We’re halfway through the season now, the perfect time to bring in an absolutely storming episode. “A Glitch In The System” not only stands well in its own right, but progresses both major plot arcs: giving us insight into D’Avin’s and Dutch’s murky pasts.
The pacing is exceptional: the initial claustrophobia of the abandoned spaceship; the excitement and action of D’Avin’s capture and his subsequent rescue by Dutch; finishing with Khlyen’s continued control over Dutch and her life.
Atmosphere is also top notch. There’s a great sense of isolation as the teams comms break down and the music that John asked Lucy to pump through the ship keeps glitching. We catch glimpses of fleeting shadows, corpses and bloody writing. There’s a nicely chilling touch as one of the discovered crew members – Wilson played by Kyle Mitchell – chews off the ends of his fingers to paint Red 17 in his own blood, before blowing himself out the airlock. Extreme finger painting!

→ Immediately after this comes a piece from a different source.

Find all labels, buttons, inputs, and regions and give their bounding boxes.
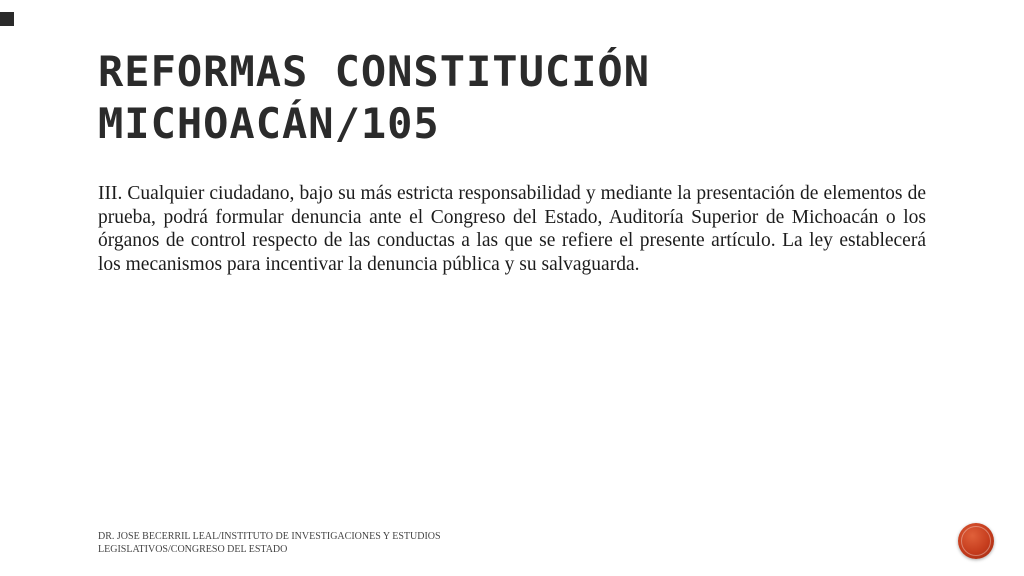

The premise of the perpetual interrogation loop is horrifying; the ship and its systems are so broken that the interrogation program just repeats itself forever. Using the nanites to constantly break down and then repair the unfortunate subjects’ bodies is the perfect torture device. The only way out is brain death, the one thing the nanites can’t repair. Hence an infirmary full of crew members who’ve resorted to shooting themselves in the head to escape the endless cycle.

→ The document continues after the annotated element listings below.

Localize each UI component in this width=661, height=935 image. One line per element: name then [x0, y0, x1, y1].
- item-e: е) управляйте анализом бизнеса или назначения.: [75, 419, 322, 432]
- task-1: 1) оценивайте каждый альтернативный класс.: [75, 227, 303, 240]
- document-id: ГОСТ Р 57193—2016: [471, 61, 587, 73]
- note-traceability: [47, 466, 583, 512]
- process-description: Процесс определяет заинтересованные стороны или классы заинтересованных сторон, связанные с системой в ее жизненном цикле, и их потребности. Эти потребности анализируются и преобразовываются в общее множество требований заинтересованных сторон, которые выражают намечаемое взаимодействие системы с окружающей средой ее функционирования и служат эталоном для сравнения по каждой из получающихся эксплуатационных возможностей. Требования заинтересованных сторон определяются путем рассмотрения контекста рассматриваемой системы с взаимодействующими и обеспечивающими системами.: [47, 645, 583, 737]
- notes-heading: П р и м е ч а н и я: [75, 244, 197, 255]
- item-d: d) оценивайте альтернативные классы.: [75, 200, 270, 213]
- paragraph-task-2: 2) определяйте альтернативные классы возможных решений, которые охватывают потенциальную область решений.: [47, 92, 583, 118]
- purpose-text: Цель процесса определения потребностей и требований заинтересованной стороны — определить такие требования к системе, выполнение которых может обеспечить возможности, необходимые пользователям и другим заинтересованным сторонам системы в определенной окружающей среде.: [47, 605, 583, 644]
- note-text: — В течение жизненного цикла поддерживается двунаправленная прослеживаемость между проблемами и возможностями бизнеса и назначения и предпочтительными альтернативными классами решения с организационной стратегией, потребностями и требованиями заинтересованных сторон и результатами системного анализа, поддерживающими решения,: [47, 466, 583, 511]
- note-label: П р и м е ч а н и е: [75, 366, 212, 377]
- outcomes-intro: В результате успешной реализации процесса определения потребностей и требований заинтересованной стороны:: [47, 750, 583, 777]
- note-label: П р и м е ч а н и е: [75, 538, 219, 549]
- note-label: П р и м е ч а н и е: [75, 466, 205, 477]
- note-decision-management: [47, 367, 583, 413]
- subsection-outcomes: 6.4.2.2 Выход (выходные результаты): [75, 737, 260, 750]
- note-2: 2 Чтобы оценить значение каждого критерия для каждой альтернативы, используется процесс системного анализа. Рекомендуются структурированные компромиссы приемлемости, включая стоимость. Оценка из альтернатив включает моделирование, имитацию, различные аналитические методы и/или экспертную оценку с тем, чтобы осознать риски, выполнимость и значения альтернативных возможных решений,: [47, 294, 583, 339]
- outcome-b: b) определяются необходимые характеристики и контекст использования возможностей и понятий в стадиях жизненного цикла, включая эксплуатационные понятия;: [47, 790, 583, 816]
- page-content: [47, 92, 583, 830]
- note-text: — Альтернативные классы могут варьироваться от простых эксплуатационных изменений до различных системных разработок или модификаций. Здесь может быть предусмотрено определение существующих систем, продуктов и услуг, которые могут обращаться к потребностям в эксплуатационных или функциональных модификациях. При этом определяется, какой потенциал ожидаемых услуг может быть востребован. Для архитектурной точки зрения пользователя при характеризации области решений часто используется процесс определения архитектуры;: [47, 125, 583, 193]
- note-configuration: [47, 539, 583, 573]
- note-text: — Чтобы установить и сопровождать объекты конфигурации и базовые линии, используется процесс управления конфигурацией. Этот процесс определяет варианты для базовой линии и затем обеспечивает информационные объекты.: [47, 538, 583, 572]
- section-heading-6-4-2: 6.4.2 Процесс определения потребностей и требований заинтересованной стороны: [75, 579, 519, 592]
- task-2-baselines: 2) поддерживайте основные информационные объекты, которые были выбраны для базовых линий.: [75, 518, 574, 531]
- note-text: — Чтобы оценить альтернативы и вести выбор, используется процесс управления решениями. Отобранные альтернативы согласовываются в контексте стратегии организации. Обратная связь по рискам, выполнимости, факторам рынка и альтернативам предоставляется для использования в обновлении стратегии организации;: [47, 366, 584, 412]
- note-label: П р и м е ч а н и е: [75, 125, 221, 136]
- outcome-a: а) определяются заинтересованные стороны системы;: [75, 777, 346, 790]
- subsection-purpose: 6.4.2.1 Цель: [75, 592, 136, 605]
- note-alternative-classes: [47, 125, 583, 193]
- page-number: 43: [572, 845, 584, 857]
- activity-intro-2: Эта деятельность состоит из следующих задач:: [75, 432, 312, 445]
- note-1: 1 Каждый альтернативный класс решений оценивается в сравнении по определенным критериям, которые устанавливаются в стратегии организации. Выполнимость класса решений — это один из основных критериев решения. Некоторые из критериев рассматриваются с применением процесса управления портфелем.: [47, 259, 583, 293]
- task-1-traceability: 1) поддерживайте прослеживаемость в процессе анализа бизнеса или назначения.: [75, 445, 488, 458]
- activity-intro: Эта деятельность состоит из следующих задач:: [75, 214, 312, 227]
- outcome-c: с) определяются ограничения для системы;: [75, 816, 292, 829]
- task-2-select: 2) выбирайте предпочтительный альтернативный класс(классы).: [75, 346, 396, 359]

Hogan (Richard Clarkin) has been acting as prison guard for the ship since its accident. Once he ran out of crew members to interrogate he used the ship’s distress beacon to lure in unsuspecting travellers. The realisation that Hogan is so far gone that he regularly submits himself to interrogation, even though he doesn’t know the answer, is unsettling.
Richard Clarkin is outstanding as Hogan. He portrays the crazy loner determined to carry on the mission regardless very convincingly. The interplay between him and Hannah John-Kamen, when he realises that Dutch has turned the tables on him is great.
We learn the name Red 17, which could just be a plot device for this episode. However, Dutch’s reaction to the name, and her admission to Hogan that she knows all about it, makes us think it’s more important than that. She could have been bluffing, but we don’t think so. Most likely it’s to do with Khlyen and the mysterious red boxes.